I’ve been spending a lot of time walking from one office to the next. People are often out and it’s never clear where they’ve gone. The Americans are no better about this than the Marshallese. It has something to do with island life. I appreciate the need to keep moving in this heat. I tried to hold a dinner for my cultural consultations—about 12 influential Marshallese—but more than half were “off island,” back in the States. So I’ll try again next week.
I expected to feel weird this first week for all the predictable reasons, being away from Jill and other comforts. Little things are telling on me.
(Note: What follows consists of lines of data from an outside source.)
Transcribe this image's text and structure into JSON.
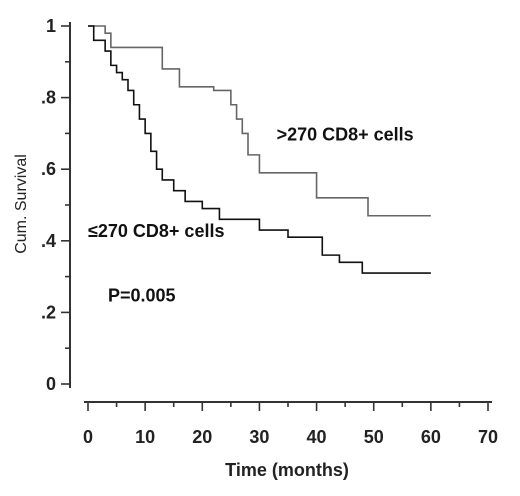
{
  "chart_data": {
    "type": "line",
    "xlabel": "Time (months)",
    "ylabel": "Cum. Survival",
    "xlim": [
      0,
      70
    ],
    "ylim": [
      0,
      1
    ],
    "x_ticks": [
      "0",
      "10",
      "20",
      "30",
      "40",
      "50",
      "60",
      "70"
    ],
    "y_ticks": [
      "0",
      ".2",
      ".4",
      ".6",
      ".8",
      "1"
    ],
    "grid": false,
    "step": true,
    "series": [
      {
        "name": ">270 CD8+ cells",
        "color": "#666666",
        "x": [
          0,
          3,
          4,
          13,
          16,
          22,
          25,
          26,
          27,
          28,
          30,
          40,
          49,
          60
        ],
        "y": [
          1.0,
          0.98,
          0.94,
          0.88,
          0.83,
          0.82,
          0.78,
          0.74,
          0.7,
          0.64,
          0.59,
          0.52,
          0.47,
          0.47
        ]
      },
      {
        "name": "≤270 CD8+ cells",
        "color": "#111111",
        "x": [
          0,
          1,
          3,
          4,
          5,
          6,
          7,
          8,
          9,
          10,
          11,
          12,
          13,
          15,
          17,
          20,
          23,
          30,
          35,
          41,
          44,
          48,
          60
        ],
        "y": [
          1.0,
          0.96,
          0.93,
          0.89,
          0.87,
          0.85,
          0.82,
          0.78,
          0.74,
          0.7,
          0.65,
          0.6,
          0.57,
          0.54,
          0.51,
          0.49,
          0.46,
          0.43,
          0.41,
          0.36,
          0.34,
          0.31,
          0.31
        ]
      }
    ],
    "annotations": [
      {
        "text": ">270 CD8+ cells",
        "x": 33,
        "y": 0.68
      },
      {
        "text": "≤270 CD8+ cells",
        "x": 0,
        "y": 0.41
      },
      {
        "text": "P=0.005",
        "x": 3.5,
        "y": 0.23
      }
    ]
  }
}
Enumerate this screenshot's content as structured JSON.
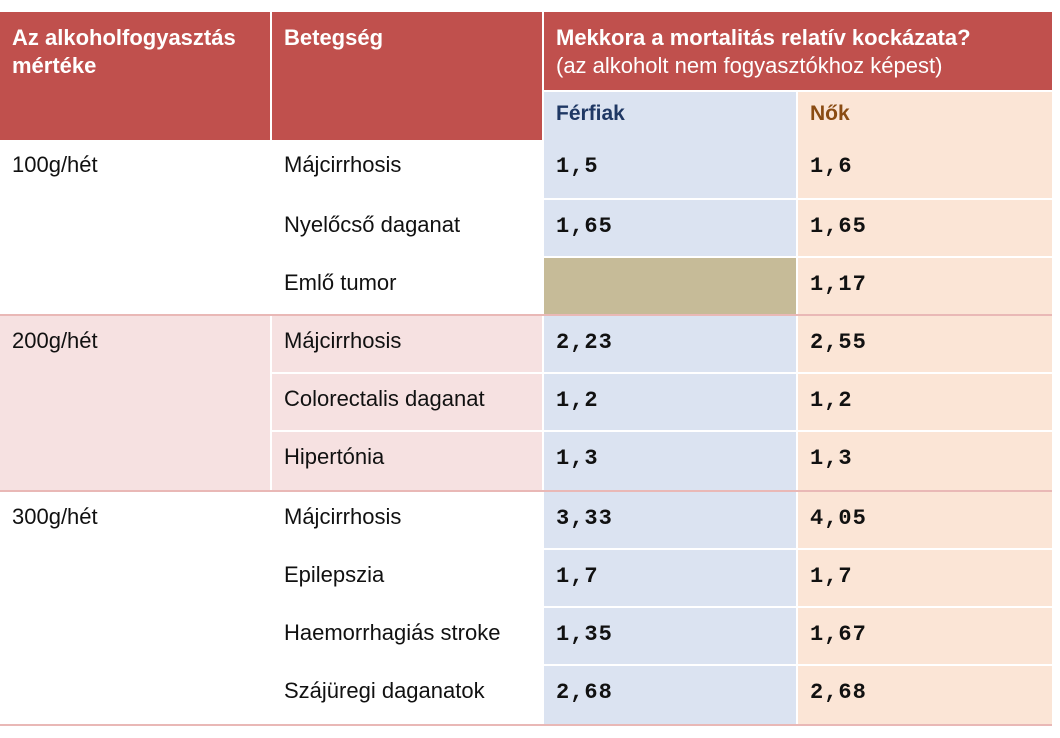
{
  "header": {
    "col_consumption": "Az alkoholfogyasztás mértéke",
    "col_disease": "Betegség",
    "col_risk_title": "Mekkora a mortalitás relatív kockázata?",
    "col_risk_subtitle": "(az alkoholt nem fogyasztókhoz képest)",
    "col_men": "Férfiak",
    "col_women": "Nők"
  },
  "groups": [
    {
      "level": "100g/hét",
      "rows": [
        {
          "disease": "Májcirrhosis",
          "men": "1,5",
          "women": "1,6"
        },
        {
          "disease": "Nyelőcső daganat",
          "men": "1,65",
          "women": "1,65"
        },
        {
          "disease": "Emlő tumor",
          "men": "",
          "women": "1,17"
        }
      ]
    },
    {
      "level": "200g/hét",
      "rows": [
        {
          "disease": "Májcirrhosis",
          "men": "2,23",
          "women": "2,55"
        },
        {
          "disease": "Colorectalis daganat",
          "men": "1,2",
          "women": "1,2"
        },
        {
          "disease": "Hipertónia",
          "men": "1,3",
          "women": "1,3"
        }
      ]
    },
    {
      "level": "300g/hét",
      "rows": [
        {
          "disease": "Májcirrhosis",
          "men": "3,33",
          "women": "4,05"
        },
        {
          "disease": "Epilepszia",
          "men": "1,7",
          "women": "1,7"
        },
        {
          "disease": "Haemorrhagiás stroke",
          "men": "1,35",
          "women": "1,67"
        },
        {
          "disease": "Szájüregi daganatok",
          "men": "2,68",
          "women": "2,68"
        }
      ]
    }
  ],
  "colors": {
    "header_red": "#c0504d",
    "men_bg": "#dbe3f1",
    "women_bg": "#fbe5d6",
    "group2_bg": "#f6e1e1",
    "empty_cell": "#c6bb98"
  }
}
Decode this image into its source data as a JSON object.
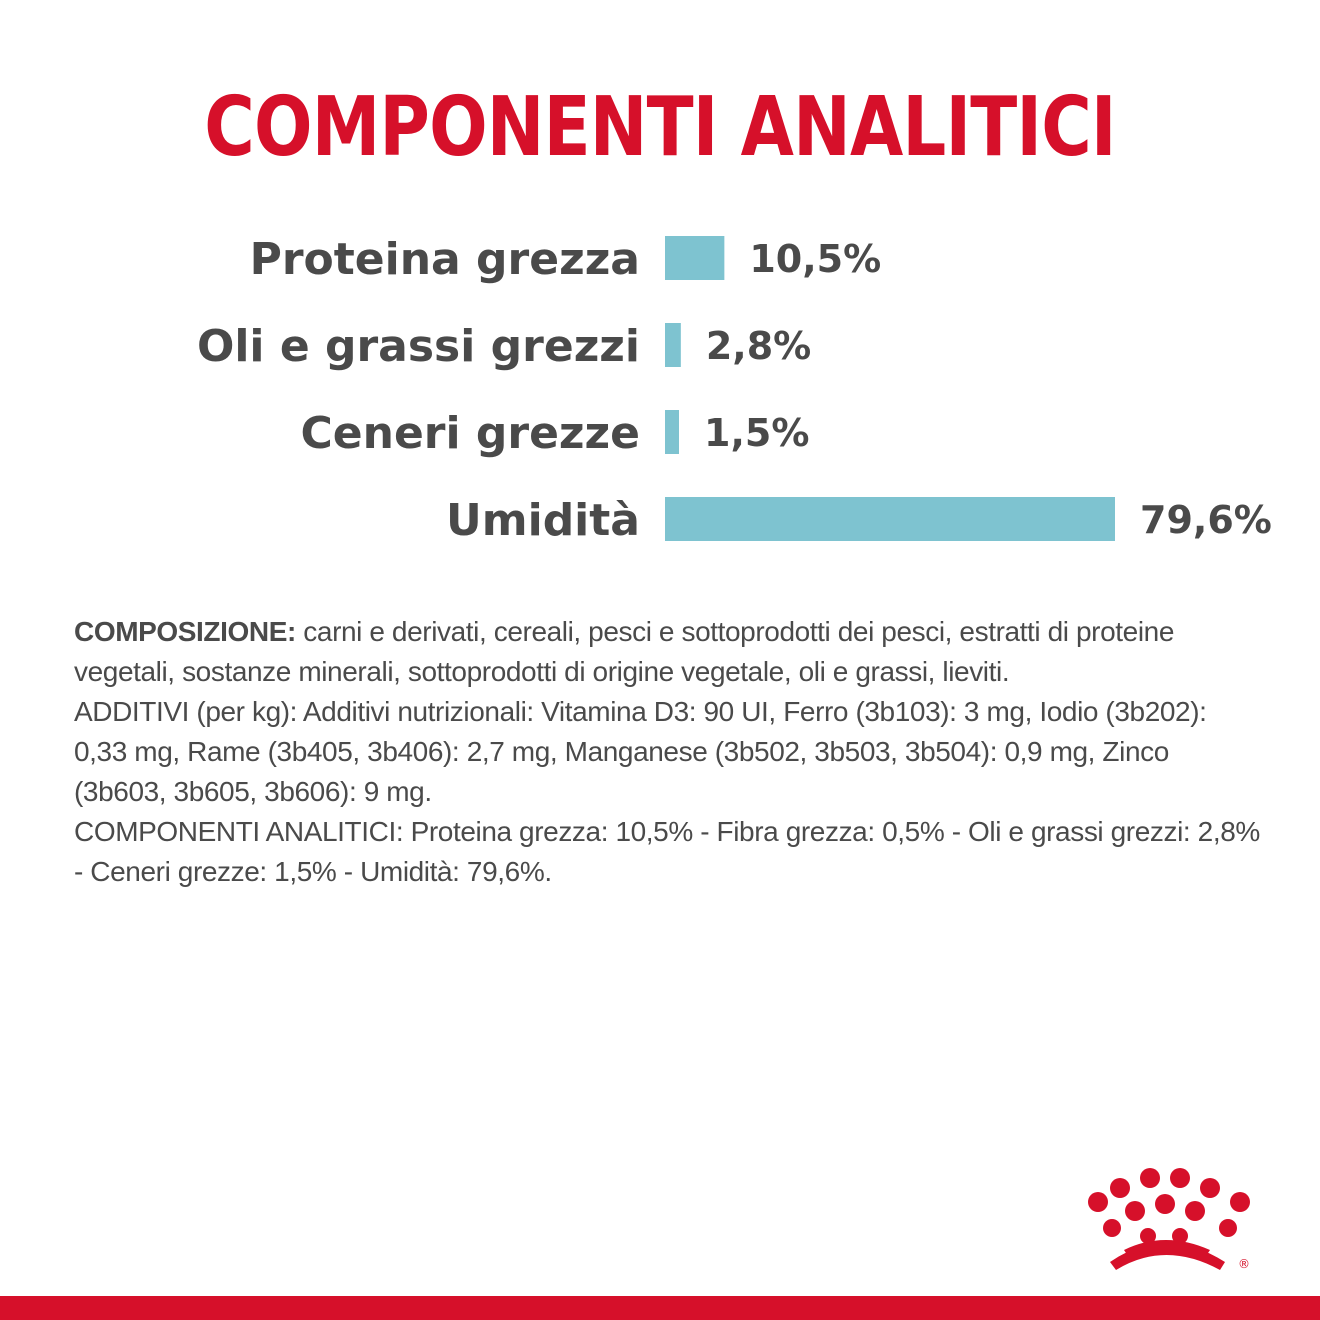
{
  "title": "COMPONENTI ANALITICI",
  "colors": {
    "title": "#d6102a",
    "bar": "#7ec3d0",
    "text": "#4a4a4a",
    "brand": "#d6102a"
  },
  "chart_data": {
    "type": "bar",
    "orientation": "horizontal",
    "title": "COMPONENTI ANALITICI",
    "categories": [
      "Proteina grezza",
      "Oli e grassi grezzi",
      "Ceneri grezze",
      "Umidità"
    ],
    "values": [
      10.5,
      2.8,
      1.5,
      79.6
    ],
    "value_labels": [
      "10,5%",
      "2,8%",
      "1,5%",
      "79,6%"
    ],
    "unit": "%",
    "xlabel": "",
    "ylabel": "",
    "grid": false,
    "legend": "none"
  },
  "composition": {
    "label": "COMPOSIZIONE:",
    "text": " carni e derivati, cereali, pesci e sottoprodotti dei pesci, estratti di proteine vegetali, sostanze minerali, sottoprodotti di origine vegetale, oli e grassi, lieviti.",
    "additives": "ADDITIVI (per kg): Additivi nutrizionali: Vitamina D3: 90 UI, Ferro (3b103): 3 mg, Iodio (3b202): 0,33 mg, Rame (3b405, 3b406): 2,7 mg, Manganese (3b502, 3b503, 3b504): 0,9 mg, Zinco (3b603, 3b605, 3b606): 9 mg.",
    "analytical": "COMPONENTI ANALITICI: Proteina grezza: 10,5% - Fibra grezza: 0,5% - Oli e grassi grezzi: 2,8% - Ceneri grezze: 1,5% - Umidità: 79,6%."
  },
  "logo": {
    "icon": "crown-logo-icon",
    "mark": "®"
  }
}
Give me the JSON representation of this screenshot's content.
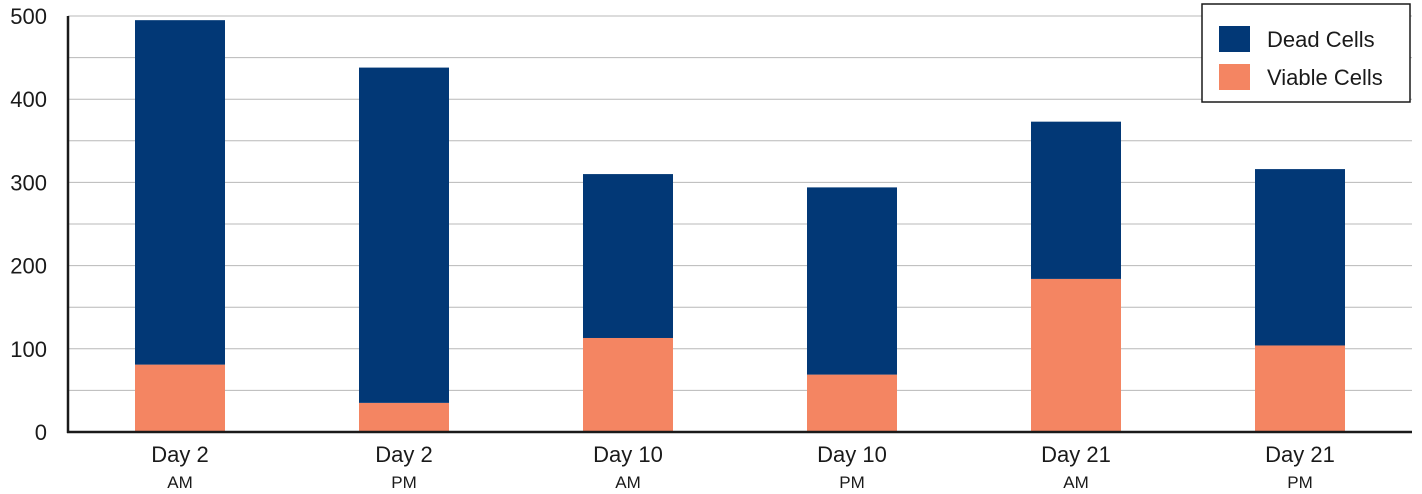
{
  "chart_data": {
    "type": "bar",
    "stacked": true,
    "categories": [
      "Day 2",
      "Day 2",
      "Day 10",
      "Day 10",
      "Day 21",
      "Day 21"
    ],
    "category_sublabels": [
      "AM",
      "PM",
      "AM",
      "PM",
      "AM",
      "PM"
    ],
    "series": [
      {
        "name": "Viable Cells",
        "color": "#f48562",
        "values": [
          81,
          35,
          113,
          69,
          184,
          104
        ]
      },
      {
        "name": "Dead Cells",
        "color": "#023876",
        "values": [
          414,
          403,
          197,
          225,
          189,
          212
        ]
      }
    ],
    "legend_order": [
      "Dead Cells",
      "Viable Cells"
    ],
    "ylim": [
      0,
      500
    ],
    "yticks": [
      0,
      100,
      200,
      300,
      400,
      500
    ],
    "grid": "horizontal, every 50",
    "legend_position": "top-right",
    "title": "",
    "xlabel": "",
    "ylabel": ""
  }
}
For example: I was sitting in front of my laptop and talking to somebody at CMI about web design; I mentioned a website of interest and said, “Oh, here let me show you.” I laid my hands on my keyboard, about to Google, but then realized there is no Google–there is no internet. If I want internet, I have to go into another building, then wait five minutes for a connection, then wait five or ten minutes for every page to download, if at all. That kind of thing can wear you down. My laptop doesn’t know what to do; it wants to update, it wants to connect; it keeps beseeching me with error messages.
My primary comfort is my Mp3 player. I’m in such a weird headspace right now, I enjoyed listening to “Revolution #9” just a minute ago. It’s a seven-minute soundscape of seeming nonsense, the highlight of which is Yoko Ono saying, “You get naked.” What makes me feel most weird is not my strangeness among the Marshallese but, rather, the strangeness of the Americans and other Westerners who have made Majuro their home. Among the ex-pats there are some interesting and accomplished people, without question. But all of them are on the outside in some significant way. They are people who can live in a motel room for years on end, for example. I myself am no stranger to this kind of life. I was a road musician for 6 years, spending months every year living in motels, mostly in northern Nevada casino towns.
But I don’t share the ex-pats’ indifference or aversion to the madness of American life, with its email obsessions and over-extended work-days. That madness feeds me as nothing else can. Removed from it, I have a gnawing hunger that sometimes feels like panic. To cope, I’m setting small goals for myself every day. Tomorrow I’ll try to get my story-telling class organized. A third of the students still haven’t handed in their homework—due two days ago.